CONFORMITY TO RECOGNISED STANDARDS

TBS iNsight has been developed in accordance with the following product standards & FDA Guidance :

    1. IEC 62304:2006, Medical Device Software: Software Life Cycle Processes
  • II. ISO 14971:2007, Medical Devices: Application of Risk Management to Medical Devices
  • III. General Principles of Software Validation: Final Guidance for Industry and FDA Staff (2002)
  • Guidance for Off-the-Shelf Software Use in Medical Devices (1999) IV.
  • V. Guidance for Industry - Cybersecurity for Networked Medical Devices Containing Off-the Shelf (OTS) Software (2005)

PERFORMANCE BENCH TESTING

No new bench testing since K121716.

CLINICAL TESTING

The performance of TBS iNsight was evaluated via clinical studies covering the following :

  • Clinical Aspects FRAX adjusted for TBS ● TBS is an independent clinical risk factor for fracture and can be used in association with WHO's FRAX® to adjust and improve the FRAX® probability of hip fracture and of major osteoporotic fracture in postmenopausal women and in men. This was demonstrated using 3 published studies and a report provided by the Frax group to Medimaps.
  • Clinical Aspects TBS iNstats ●

TBS iNsight provides a breakdown of the patients DXA exams based on their BMD and TBS values. The fracture risk is each cell has been evaluated based on a cohort of 29,000 Canadian women. Two studies have been used to demonstrate that the TBS categories of fracture risk computed from the Canadian study are applicable to the US population and another study to demonstrate that the TBS values of the population included in the Canadian study are similar to the normal TBS values of the US population.

  • Normative data ●
    A US clinical study including Non-Hispanic white US women and men. Non-Hispanic black US women and men and Mexican women and men, aged 20 to 85 years has been conducted. The data provided from the Nhanes IV database, which is the reference database for the US. TBS values obtained for all lumbar vertebral combinations (L1, L2, L3, L4) decreased significantly with age. These decreases seen in lumbar spine TBS reflect the age-related microarchitecture changes at spine.

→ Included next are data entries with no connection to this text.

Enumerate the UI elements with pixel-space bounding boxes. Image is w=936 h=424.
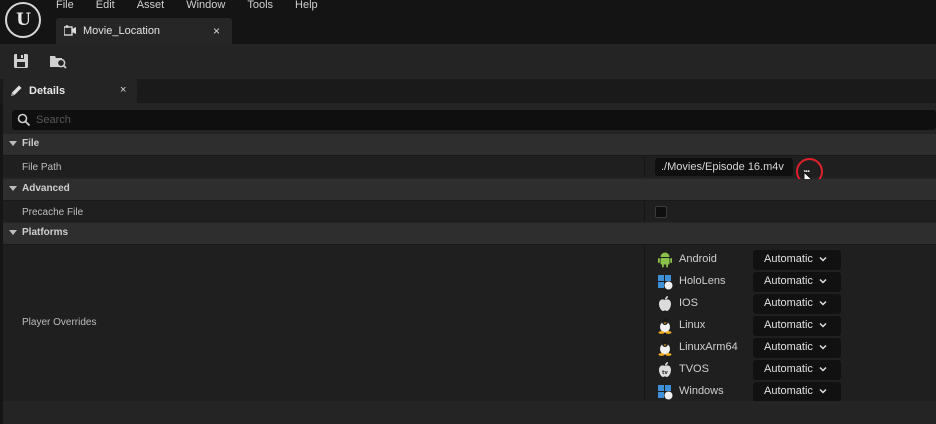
windows-unreal-icon [658, 275, 673, 290]
platform-dropdown-android[interactable]: Automatic [753, 250, 841, 270]
platform-dropdown-ios[interactable]: Automatic [753, 294, 841, 314]
chevron-down-icon [819, 256, 827, 262]
menu-asset[interactable]: Asset [137, 0, 165, 13]
platform-row-tvos: tv TVOS Automatic [655, 360, 845, 380]
precache-checkbox[interactable] [655, 206, 667, 218]
category-label: File [22, 138, 40, 149]
chevron-down-icon [819, 278, 827, 284]
platform-dropdown-linuxarm64[interactable]: Automatic [753, 338, 841, 358]
platform-row-linuxarm64: LinuxArm64 Automatic [655, 338, 845, 358]
category-advanced[interactable]: Advanced [3, 179, 936, 200]
linux-icon [658, 340, 672, 356]
search-box[interactable] [12, 110, 936, 130]
property-row-precache: Precache File [3, 200, 936, 222]
menu-edit[interactable]: Edit [96, 0, 115, 13]
platform-name: TVOS [679, 363, 709, 375]
dropdown-value: Automatic [764, 275, 813, 287]
dropdown-value: Automatic [764, 319, 813, 331]
platform-name: HoloLens [679, 275, 726, 287]
linux-icon [658, 318, 672, 334]
pencil-icon [11, 85, 22, 96]
platform-name: Windows [679, 385, 724, 397]
windows-unreal-icon [658, 385, 673, 400]
platform-row-android: Android Automatic [655, 250, 845, 270]
menu-file[interactable]: File [56, 0, 74, 13]
category-label: Platforms [22, 227, 69, 238]
property-label: Player Overrides [22, 317, 97, 328]
platform-dropdown-hololens[interactable]: Automatic [753, 272, 841, 292]
expand-arrow-icon [9, 230, 17, 235]
column-divider[interactable] [644, 156, 645, 177]
apple-icon [659, 296, 671, 311]
platform-row-linux: Linux Automatic [655, 316, 845, 336]
search-input[interactable] [36, 112, 916, 128]
category-label: Advanced [22, 183, 70, 194]
column-divider[interactable] [644, 201, 645, 222]
menu-bar: File Edit Asset Window Tools Help [56, 0, 318, 13]
platform-dropdown-tvos[interactable]: Automatic [753, 360, 841, 380]
expand-arrow-icon [9, 141, 17, 146]
dropdown-value: Automatic [764, 297, 813, 309]
property-row-file-path: File Path ./Movies/Episode 16.m4v ... [3, 155, 936, 185]
platform-row-ios: IOS Automatic [655, 294, 845, 314]
menu-help[interactable]: Help [295, 0, 318, 13]
close-icon[interactable]: × [120, 84, 126, 96]
panel-tab-row: Details × [0, 79, 936, 103]
platform-dropdown-windows[interactable]: Automatic [753, 382, 841, 402]
dropdown-value: Automatic [764, 341, 813, 353]
chevron-down-icon [819, 300, 827, 306]
category-platforms[interactable]: Platforms [3, 223, 936, 244]
chevron-down-icon [819, 344, 827, 350]
platform-name: Android [679, 253, 717, 265]
file-path-value: ./Movies/Episode 16.m4v [661, 161, 784, 173]
unreal-logo-icon[interactable]: U [5, 2, 41, 38]
apple-tv-icon: tv [659, 362, 671, 377]
details-panel: File File Path ./Movies/Episode 16.m4v .… [3, 103, 936, 424]
panel-bottom [3, 401, 936, 424]
expand-arrow-icon [9, 186, 17, 191]
platform-row-hololens: HoloLens Automatic [655, 272, 845, 292]
document-tab[interactable]: Movie_Location × [56, 18, 232, 44]
chevron-down-icon [819, 388, 827, 394]
search-icon [17, 113, 31, 127]
chevron-down-icon [819, 366, 827, 372]
category-file[interactable]: File [3, 134, 936, 155]
property-row-player-overrides: Player Overrides Android Automatic HoloL… [3, 244, 936, 402]
document-tab-label: Movie_Location [83, 25, 161, 37]
column-divider[interactable] [644, 245, 645, 401]
dropdown-value: Automatic [764, 253, 813, 265]
browse-asset-icon[interactable] [49, 52, 67, 70]
toolbar [0, 44, 936, 79]
file-path-field[interactable]: ./Movies/Episode 16.m4v [655, 158, 793, 176]
platform-name: LinuxArm64 [679, 341, 738, 353]
details-tab-label: Details [29, 85, 66, 97]
android-icon [658, 252, 672, 268]
menu-window[interactable]: Window [186, 0, 225, 13]
media-source-icon [64, 25, 76, 36]
details-tab[interactable]: Details × [3, 79, 137, 103]
platform-dropdown-linux[interactable]: Automatic [753, 316, 841, 336]
close-icon[interactable]: × [213, 24, 220, 38]
svg-text:tv: tv [662, 370, 668, 376]
platform-name: IOS [679, 297, 698, 309]
save-icon[interactable] [12, 52, 30, 70]
menu-tools[interactable]: Tools [247, 0, 273, 13]
dropdown-value: Automatic [764, 363, 813, 375]
dropdown-value: Automatic [764, 385, 813, 397]
chevron-down-icon [819, 322, 827, 328]
property-label: File Path [22, 162, 62, 173]
title-bar: U File Edit Asset Window Tools Help Movi… [0, 0, 936, 44]
platform-name: Linux [679, 319, 706, 331]
property-label: Precache File [22, 207, 84, 218]
platform-row-windows: Windows Automatic [655, 382, 845, 402]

Based on this clinical studies, no new questions arise regarding the safety and effectiveness of this device, which can be considered substantially equivalent to the predicate devices.

CONCLUSION

Medimaps group has demonstrated through the testings that the safety and effectiveness of TBS iNsight is not compromised and that they met all acceptance criteria, demonstrating that it can be considered substantially equivalent to the predicate devices.